La mission French Tech fête ses dix ans cette année : l'écosystème des startups françaises s'est profondément transformé, notre pays peut aujourd'hui afficher fièrement de magnifiques réussites entrepreneuriales, regroupées autour des programmes Next40 ou encore French Tech120. Les jeunes pousses de la tech ont levé 16 milliards d'euros en 2022, soit une augmentation de 16% sur une année. La figure du CEO a, elle aussi, considérablement évolué.
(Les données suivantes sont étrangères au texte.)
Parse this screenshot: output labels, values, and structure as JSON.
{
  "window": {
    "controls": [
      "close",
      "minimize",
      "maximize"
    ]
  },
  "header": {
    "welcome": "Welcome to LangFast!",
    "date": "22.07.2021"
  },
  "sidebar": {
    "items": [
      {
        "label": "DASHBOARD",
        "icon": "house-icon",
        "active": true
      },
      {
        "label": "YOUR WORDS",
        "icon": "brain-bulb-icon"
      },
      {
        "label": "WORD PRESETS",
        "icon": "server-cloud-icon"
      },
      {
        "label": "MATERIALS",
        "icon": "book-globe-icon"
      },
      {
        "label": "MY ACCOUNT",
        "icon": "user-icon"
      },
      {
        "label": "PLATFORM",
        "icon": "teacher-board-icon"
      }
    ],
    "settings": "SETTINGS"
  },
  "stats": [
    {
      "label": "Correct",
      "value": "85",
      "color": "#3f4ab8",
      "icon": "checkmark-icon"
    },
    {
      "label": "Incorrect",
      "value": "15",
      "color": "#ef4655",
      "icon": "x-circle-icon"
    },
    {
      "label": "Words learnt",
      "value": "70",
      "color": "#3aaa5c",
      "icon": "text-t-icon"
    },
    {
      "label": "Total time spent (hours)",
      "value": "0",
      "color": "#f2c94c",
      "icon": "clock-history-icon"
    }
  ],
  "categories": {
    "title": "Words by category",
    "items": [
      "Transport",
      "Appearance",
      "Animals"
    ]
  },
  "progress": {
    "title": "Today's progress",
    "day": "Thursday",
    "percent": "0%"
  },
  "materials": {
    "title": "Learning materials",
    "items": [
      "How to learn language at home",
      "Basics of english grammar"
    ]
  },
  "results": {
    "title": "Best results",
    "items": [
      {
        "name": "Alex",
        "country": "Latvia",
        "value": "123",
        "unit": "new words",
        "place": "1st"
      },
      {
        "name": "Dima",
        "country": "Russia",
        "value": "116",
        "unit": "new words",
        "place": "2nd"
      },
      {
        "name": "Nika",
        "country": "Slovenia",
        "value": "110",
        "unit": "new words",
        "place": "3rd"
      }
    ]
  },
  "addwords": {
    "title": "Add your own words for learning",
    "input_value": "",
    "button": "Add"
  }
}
Figure forte, emblématique du projet, il incarne la prise de risque et la réussite, force l'admiration.

Si bien que nous assistons aujourd'hui à une véritable « glamourisation de l'entrepreneuriat ». Le storytelling a généralement de quoi faire rêver : la bonne idée, au bon moment, auprès des bonnes personnes, et, parfois, quelques millions en poche pour repartir dans une nouvelle aventure.

Derrière les paillettes, la réalité de milliers d'entrepreneurs est bien plus complexe et diverse. Les raisons qui poussent à se lancer dans l'aventure sont multiples, mais nous sommes tous alimentés par le goût du risque, l'envie de créer, de faire bouger les lignes... et par l'espoir de démultiplier la création de valeur. C'est précisément cet objectif qui nous rend vulnérables.

Si bien que la santé mentale devient un réel sujet dans le monde de l'entrepreneuriat : selon un sondage publié en avril 2023 par la startup Snapshot, 72 % des entrepreneurs déclarent être touchés par des problèmes psychologiques. Forcément, ce constat a des répercussions sur la performance globale des entreprises.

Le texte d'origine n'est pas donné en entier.